文化施設 来場増へ割引 U25若年層対象 トワイライト仕事帰りに 猛暑35度以上で

上毛新聞
2017年8月31日

美術館や音楽ホールに気軽に足を運んでもらおうと、県内の文化施設はさまざまな割引制度を導入している。若年層を対象にしたU25割や、仕事帰りの社会人を想定したトワイライト割、夏季限定の猛暑割など、来場者増に向けてあの手この手でPRしている。

世界的なホルン奏者、ラデク・バボラークさんを招いて7月に高崎シティギャラリー(高崎市)で開かれたリサイタルの会場は、楽器ケースを背負った学生など若者の姿が目立った。25歳以下には一般の3~5割の価格でチケット販売するU25割の公演だった。

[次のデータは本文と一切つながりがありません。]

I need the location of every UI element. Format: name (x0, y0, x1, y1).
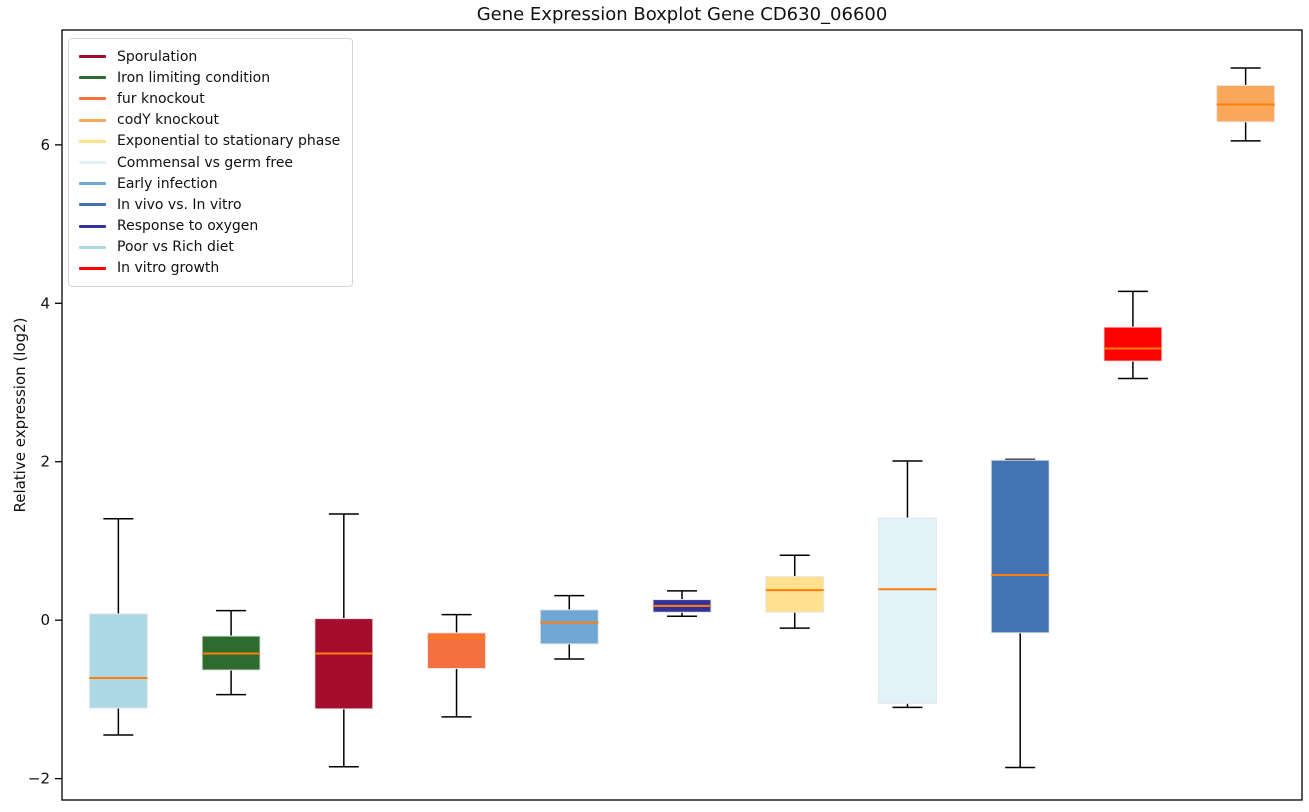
legend-swatch-icon (79, 97, 106, 101)
legend-item-poor-vs-rich-diet: Poor vs Rich diet (79, 237, 340, 258)
legend-label: codY knockout (117, 112, 219, 129)
legend: Sporulation Iron limiting condition fur kn… (68, 38, 354, 288)
boxplot-exponential-to-stationary-phase-box (765, 576, 825, 613)
legend-label: Commensal vs germ free (117, 154, 294, 171)
legend-item-early-infection: Early infection (79, 173, 340, 194)
boxplot-commensal-vs-germ-free-box (877, 517, 937, 704)
legend-swatch-icon (79, 118, 106, 122)
legend-swatch-icon (79, 245, 106, 249)
y-tick-label: 2 (40, 453, 50, 471)
boxplot-early-infection-box (539, 609, 599, 645)
legend-item-iron-limiting-condition: Iron limiting condition (79, 67, 340, 88)
boxplot-sporulation-box (314, 618, 374, 710)
legend-label: Exponential to stationary phase (117, 133, 341, 150)
boxplot-in-vivo-vs-in-vitro-box (990, 459, 1050, 634)
chart-title: Gene Expression Boxplot Gene CD630_06600 (476, 4, 888, 25)
boxplot-fur-knockout-box (427, 632, 487, 669)
legend-label: Sporulation (117, 48, 198, 65)
y-tick-label: 0 (40, 611, 50, 629)
legend-item-response-to-oxygen: Response to oxygen (79, 216, 340, 237)
legend-label: In vivo vs. In vitro (117, 196, 242, 213)
legend-swatch-icon (79, 182, 106, 186)
legend-item-sporulation: Sporulation (79, 46, 340, 67)
y-tick-label: −2 (28, 770, 50, 788)
legend-label: Poor vs Rich diet (117, 239, 234, 256)
plot-border (61, 29, 1303, 801)
legend-item-exponential-to-stationary-phase: Exponential to stationary phase (79, 131, 340, 152)
legend-swatch-icon (79, 55, 106, 59)
legend-label: Early infection (117, 175, 218, 192)
legend-swatch-icon (79, 266, 106, 270)
legend-label: In vitro growth (117, 260, 220, 277)
legend-item-commensal-vs-germ-free: Commensal vs germ free (79, 152, 340, 173)
legend-label: Response to oxygen (117, 218, 259, 235)
y-tick-label: 6 (40, 136, 50, 154)
legend-swatch-icon (79, 139, 106, 143)
legend-swatch-icon (79, 161, 106, 165)
legend-label: fur knockout (117, 90, 205, 107)
legend-swatch-icon (79, 203, 106, 207)
legend-item-cody-knockout: codY knockout (79, 110, 340, 131)
legend-item-in-vitro-growth: In vitro growth (79, 258, 340, 279)
boxplot-in-vitro-growth-box (1103, 326, 1163, 362)
legend-item-in-vivo-vs-in-vitro: In vivo vs. In vitro (79, 194, 340, 215)
legend-swatch-icon (79, 224, 106, 228)
legend-label: Iron limiting condition (117, 69, 271, 86)
boxplot-poor-vs-rich-diet-box (88, 613, 148, 709)
legend-item-fur-knockout: fur knockout (79, 88, 340, 109)
legend-swatch-icon (79, 76, 106, 80)
y-tick-label: 4 (40, 294, 50, 312)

学生割引と異なり、社会人も対象となる。欧州や都内で取り入れられているが、主催した高崎財団は「音楽ホールとしては県内では初導入」としている。中高年に偏った客層を改め、将来の観客の確保につなげようと本年度から一部の公演で導入した。
U25割で販売されたチケットは、初導入した5月の公演の18枚(総売上枚数は275枚)から7月は50枚(同261枚)と3倍弱に増えた。平日夜の公演に加え、今後は平日昼の公演にも導入する。

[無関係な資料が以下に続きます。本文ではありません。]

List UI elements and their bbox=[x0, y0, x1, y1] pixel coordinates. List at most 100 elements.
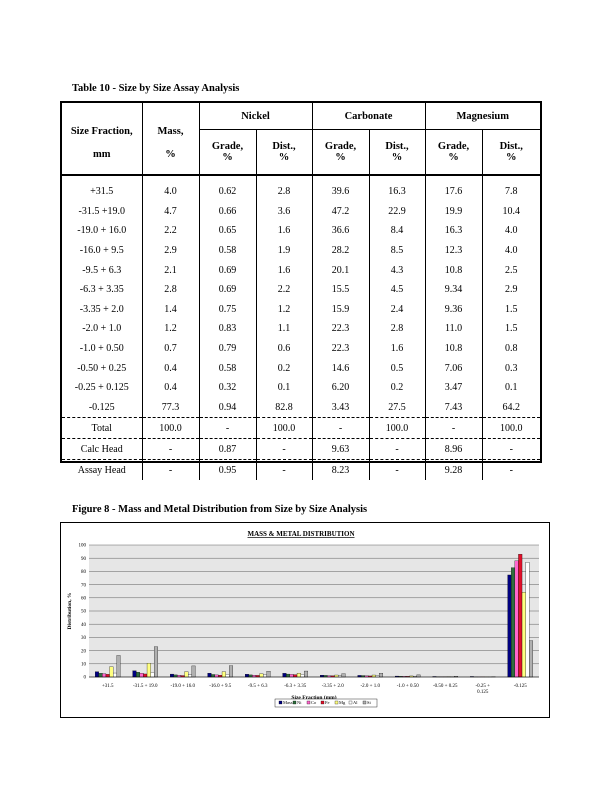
summary-value-cell: 100.0 bbox=[255, 417, 313, 439]
size-fraction-cell: -6.3 + 3.35 bbox=[79, 284, 124, 296]
bar-al bbox=[525, 562, 530, 678]
y-axis-title: Distribution, % bbox=[67, 593, 73, 630]
bar-co bbox=[139, 673, 144, 678]
value-cell: 10.8 bbox=[424, 338, 483, 359]
value-cell: 0.1 bbox=[481, 377, 541, 398]
legend-swatch-co bbox=[306, 700, 311, 705]
value-cell: 2.2 bbox=[255, 279, 313, 300]
table-row: -6.3 + 3.35 2.8 0.69 2.2 15.5 4.5 9.34 2.9 bbox=[62, 279, 541, 300]
summary-value-cell: 0.87 bbox=[198, 438, 256, 460]
table-row: -31.5 +19.0 4.7 0.66 3.6 47.2 22.9 19.9 10.4 bbox=[62, 201, 541, 222]
summary-value-cell: 8.23 bbox=[311, 459, 370, 481]
dist-unit-label: % bbox=[278, 152, 290, 163]
value-cell: 8.5 bbox=[368, 240, 426, 261]
value-cell: 0.2 bbox=[368, 377, 426, 398]
legend-swatch-ni bbox=[292, 700, 297, 705]
summary-value-cell: - bbox=[141, 438, 199, 460]
bar-si bbox=[154, 646, 158, 678]
bar-al bbox=[225, 674, 230, 678]
size-fraction-header: Size Fraction, mm bbox=[62, 103, 142, 176]
bar-al bbox=[150, 672, 155, 678]
nickel-grade-header: Grade,% bbox=[198, 129, 256, 176]
dist-label: Dist., bbox=[272, 141, 296, 152]
chart-title: MASS & METAL DISTRIBUTION bbox=[247, 530, 354, 538]
value-cell: 0.6 bbox=[255, 338, 313, 359]
summary-row: Calc Head -0.87-9.63-8.96- bbox=[62, 438, 541, 460]
value-cell: 15.9 bbox=[311, 299, 370, 320]
size-unit-label: mm bbox=[93, 148, 111, 160]
value-cell: 28.2 bbox=[311, 240, 370, 261]
x-tick-label: -1.0 + 0.50 bbox=[397, 684, 419, 689]
bar-co bbox=[289, 674, 294, 678]
grade-label: Grade, bbox=[324, 141, 357, 152]
value-cell: 0.83 bbox=[198, 319, 256, 339]
bar-si bbox=[341, 673, 346, 678]
y-tick-label: 30 bbox=[81, 636, 87, 641]
value-cell: 39.6 bbox=[311, 175, 370, 202]
bar-mass bbox=[507, 574, 512, 678]
value-cell: 0.4 bbox=[141, 358, 199, 378]
table-row: -3.35 + 2.0 1.4 0.75 1.2 15.9 2.4 9.36 1.5 bbox=[62, 299, 541, 320]
bar-mg bbox=[259, 673, 264, 678]
bar-ni bbox=[511, 567, 515, 678]
dist-label: Dist., bbox=[385, 141, 409, 152]
magnesium-dist-header: Dist.,% bbox=[481, 129, 541, 176]
x-tick-label: -0.50 + 0.25 bbox=[433, 684, 458, 689]
x-axis-title: Size Fraction (mm) bbox=[291, 694, 336, 701]
value-cell: 22.9 bbox=[368, 201, 426, 222]
grade-label: Grade, bbox=[211, 141, 244, 152]
dist-label: Dist., bbox=[499, 141, 523, 152]
bar-si bbox=[191, 665, 196, 678]
summary-value-cell: - bbox=[481, 459, 541, 481]
magnesium-group-header: Magnesium bbox=[424, 103, 541, 130]
size-fraction-cell: -9.5 + 6.3 bbox=[82, 264, 122, 276]
bar-mg bbox=[109, 666, 114, 678]
summary-value-cell: 0.95 bbox=[198, 459, 256, 481]
bar-mg bbox=[184, 671, 189, 678]
value-cell: 11.0 bbox=[424, 319, 483, 339]
bar-mg bbox=[521, 592, 526, 678]
size-fraction-cell: -2.0 + 1.0 bbox=[82, 323, 122, 335]
bar-al bbox=[113, 672, 117, 678]
value-cell: 16.3 bbox=[424, 221, 483, 241]
legend-label: Co bbox=[311, 700, 317, 705]
value-cell: 16.3 bbox=[368, 175, 426, 202]
size-fraction-cell: -0.50 + 0.25 bbox=[77, 362, 127, 374]
legend-label: Mass bbox=[283, 700, 293, 705]
bar-ni bbox=[173, 674, 178, 678]
bar-si bbox=[116, 655, 121, 678]
value-cell: 22.3 bbox=[311, 319, 370, 339]
summary-value-cell: - bbox=[141, 459, 199, 481]
bar-ni bbox=[98, 673, 103, 678]
value-cell: 1.6 bbox=[255, 260, 313, 280]
table-row: -0.50 + 0.25 0.4 0.58 0.2 14.6 0.5 7.06 0.3 bbox=[62, 358, 541, 378]
value-cell: 0.79 bbox=[198, 338, 256, 359]
carbonate-dist-header: Dist.,% bbox=[368, 129, 426, 176]
legend-swatch-si bbox=[362, 700, 367, 705]
size-fraction-cell: -1.0 + 0.50 bbox=[79, 343, 124, 355]
bar-si bbox=[229, 665, 233, 678]
summary-value-cell: - bbox=[255, 459, 313, 481]
value-cell: 10.8 bbox=[424, 260, 483, 280]
table-row: -0.25 + 0.125 0.4 0.32 0.1 6.20 0.2 3.47 0.1 bbox=[62, 377, 541, 398]
value-cell: 1.6 bbox=[255, 221, 313, 241]
y-tick-label: 50 bbox=[81, 610, 87, 615]
nickel-group-header: Nickel bbox=[198, 103, 313, 130]
bar-mass bbox=[132, 670, 137, 678]
x-tick-label: -0.25 +0.125 bbox=[476, 684, 491, 695]
value-cell: 6.20 bbox=[311, 377, 370, 398]
grid-lines bbox=[89, 544, 539, 678]
value-cell: 8.4 bbox=[368, 221, 426, 241]
value-cell: 3.43 bbox=[311, 397, 370, 418]
table-caption: Table 10 - Size by Size Assay Analysis bbox=[72, 83, 240, 94]
y-tick-labels: 0 10 20 30 40 50 60 70 80 90 100 bbox=[79, 544, 87, 681]
value-cell: 0.7 bbox=[141, 338, 199, 359]
summary-value-cell: - bbox=[368, 459, 426, 481]
y-tick-label: 40 bbox=[81, 623, 87, 628]
value-cell: 3.6 bbox=[255, 201, 313, 222]
bar-ni bbox=[248, 674, 253, 678]
value-cell: 2.9 bbox=[481, 279, 541, 300]
x-tick-label: -9.5 + 6.3 bbox=[248, 684, 268, 689]
value-cell: 7.06 bbox=[424, 358, 483, 378]
assay-table: Size Fraction, mm Mass, % Nickel Carbona… bbox=[62, 103, 541, 481]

財団の串田千明事業課長(42)は「将来の観客の確保は急務。学生だけでなく、社会人になって間もない貯蓄の少ない人にも活用してほしい」と話す。
アーツ前橋(前橋市)は、午後5時以降の入館者の観覧料を値引きするトワイライト割を多くの企画展で行っている。最高気温が35度以上になった猛暑日に来館した人を対象にする猛暑割も一部で実施。9月下旬まで開催するテーマ展示「コレクション+アートの秘密」では、いずれも一般500円が300円になる。
同館の学芸員、辻瑞生さん(39)によると、トワイライト割の時間帯を狙って来る人がいるなど反応は上々。猛暑割について「館内は作品保護のために涼しくしており、クールシェアの観点からも利用してほしい」と呼び掛けている。
このほか昌賢学園まえばしホール(同市)は、来場が予想される客層に合わせて「ファミリー券」や「親子ペア」など、複数枚のチケットを同時購入すると割引する制度を導入している。